Background
Hurley was born and raised in Cambridge, Massachusetts.
General governor politician treasurer
Hurley was born and raised in Cambridge, Massachusetts.
He attended public schools and graduated from Boston College before serving in the Navy during the First World War.
He was the first person to serve three terms as Massachusetts" Treasurer and the first to step from that role directly to the governorship. Tenure as Governor
As a result of immigration in the late 19th and early 20th century, the predominant power of the native American classes had first eroded in Boston and then the state with brief checks and restoration of Yankee power in the interim.
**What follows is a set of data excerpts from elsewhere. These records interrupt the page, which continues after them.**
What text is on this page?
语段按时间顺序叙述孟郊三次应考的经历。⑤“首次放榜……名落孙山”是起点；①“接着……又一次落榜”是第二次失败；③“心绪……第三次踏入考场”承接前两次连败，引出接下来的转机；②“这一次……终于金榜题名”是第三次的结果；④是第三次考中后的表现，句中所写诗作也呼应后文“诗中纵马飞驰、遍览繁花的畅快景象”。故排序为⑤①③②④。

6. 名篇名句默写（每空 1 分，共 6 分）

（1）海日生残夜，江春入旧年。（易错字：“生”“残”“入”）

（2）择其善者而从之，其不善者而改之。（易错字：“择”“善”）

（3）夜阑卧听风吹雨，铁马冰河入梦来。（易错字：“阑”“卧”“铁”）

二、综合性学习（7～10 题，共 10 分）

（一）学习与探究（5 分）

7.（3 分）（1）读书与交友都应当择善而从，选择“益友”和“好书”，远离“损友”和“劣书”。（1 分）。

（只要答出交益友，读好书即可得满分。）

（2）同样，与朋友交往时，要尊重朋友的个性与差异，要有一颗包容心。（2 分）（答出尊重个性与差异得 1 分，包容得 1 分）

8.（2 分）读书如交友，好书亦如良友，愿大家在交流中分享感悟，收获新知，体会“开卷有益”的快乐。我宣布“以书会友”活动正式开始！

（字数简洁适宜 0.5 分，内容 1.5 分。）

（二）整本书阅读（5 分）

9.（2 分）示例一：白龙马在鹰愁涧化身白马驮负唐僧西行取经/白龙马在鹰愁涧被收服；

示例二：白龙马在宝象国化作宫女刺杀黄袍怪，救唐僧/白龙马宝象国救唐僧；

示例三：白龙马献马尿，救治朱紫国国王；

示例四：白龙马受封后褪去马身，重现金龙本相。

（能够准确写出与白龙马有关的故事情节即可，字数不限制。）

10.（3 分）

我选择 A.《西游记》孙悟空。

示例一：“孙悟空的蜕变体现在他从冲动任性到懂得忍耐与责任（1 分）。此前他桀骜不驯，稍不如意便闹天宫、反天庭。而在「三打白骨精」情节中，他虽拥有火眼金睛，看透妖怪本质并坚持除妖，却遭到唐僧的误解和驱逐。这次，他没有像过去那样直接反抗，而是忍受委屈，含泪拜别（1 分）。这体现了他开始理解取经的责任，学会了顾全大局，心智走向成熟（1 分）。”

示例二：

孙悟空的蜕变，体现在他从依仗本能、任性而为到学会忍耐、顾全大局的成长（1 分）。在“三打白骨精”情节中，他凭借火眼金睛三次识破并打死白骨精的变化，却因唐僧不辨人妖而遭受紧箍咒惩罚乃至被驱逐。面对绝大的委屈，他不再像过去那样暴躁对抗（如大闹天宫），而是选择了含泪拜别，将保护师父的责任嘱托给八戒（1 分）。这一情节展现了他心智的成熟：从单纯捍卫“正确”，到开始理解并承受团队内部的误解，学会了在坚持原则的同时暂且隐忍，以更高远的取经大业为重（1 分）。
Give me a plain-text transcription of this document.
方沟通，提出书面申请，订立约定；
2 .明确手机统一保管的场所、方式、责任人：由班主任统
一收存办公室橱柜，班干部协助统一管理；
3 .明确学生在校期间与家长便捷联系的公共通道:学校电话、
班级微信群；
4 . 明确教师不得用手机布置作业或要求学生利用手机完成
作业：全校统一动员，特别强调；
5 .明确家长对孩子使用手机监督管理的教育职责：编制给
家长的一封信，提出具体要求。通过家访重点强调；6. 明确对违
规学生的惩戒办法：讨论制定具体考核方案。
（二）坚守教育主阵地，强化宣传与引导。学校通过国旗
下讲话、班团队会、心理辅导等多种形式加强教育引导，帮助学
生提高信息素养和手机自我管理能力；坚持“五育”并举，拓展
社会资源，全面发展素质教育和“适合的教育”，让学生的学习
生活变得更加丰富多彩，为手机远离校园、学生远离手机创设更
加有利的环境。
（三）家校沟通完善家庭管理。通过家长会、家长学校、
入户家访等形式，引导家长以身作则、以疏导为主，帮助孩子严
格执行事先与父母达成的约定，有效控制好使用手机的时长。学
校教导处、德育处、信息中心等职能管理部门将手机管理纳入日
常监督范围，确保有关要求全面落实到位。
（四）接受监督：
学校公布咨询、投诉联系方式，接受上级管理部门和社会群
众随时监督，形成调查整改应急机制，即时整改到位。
While Irish immigration had been reduced to a trickle with the Immigration Acting of 1924 further immigration was negligible and the state turned to a process of assimilation and competition between the two groups for remaining power.
Charles Hurley represented the more legitimate side to Irish American politics and he attempted to prove the Americanization of his ethnic community by turning away from ethnic spoils which had marked his previous predecessors.
Included amongst his program of cleaning up the civil service were the regulation of labor practices and emphasis on individual rights. Although both Yankee and Irish American voters had favored it, he vetoed a law to require teachers to take loyalty oaths.
Additionally he raised the ire of Georgia"s Governor Eurith Doctorate. Rivers by refusing to extradite James Cunningham who had escaped from a Georgia chain gang thirteen years earlier. Hurley further upset Yankee and Irish interests which had a long tradition of local representative democracy when he also approved a fifth form of municipal government in Massachusetts, called Plan East. This allowed for an appointed city manager and a city council drawn from a proportional representation of the vote, rather than a collection of majority elected precinct candidates.
Yankee interests in several cities, such as Boston, had cherished their old Charter government from both historical precedence and the ability of ward representatives in protecting their interests in the majority Irish American city.
He died on March 24, 1946. Today, the Charles F. Hurley Building in Boston"s Government Center complex is named after him.
While these practices endeared him to both ethnic groups, his administration also marked a departure from past practices with its increasing liberalism.
The later in turn had long used the form of government in defending their interests when they were a minority and saw its abolition as a direct threat to their way of conducting business.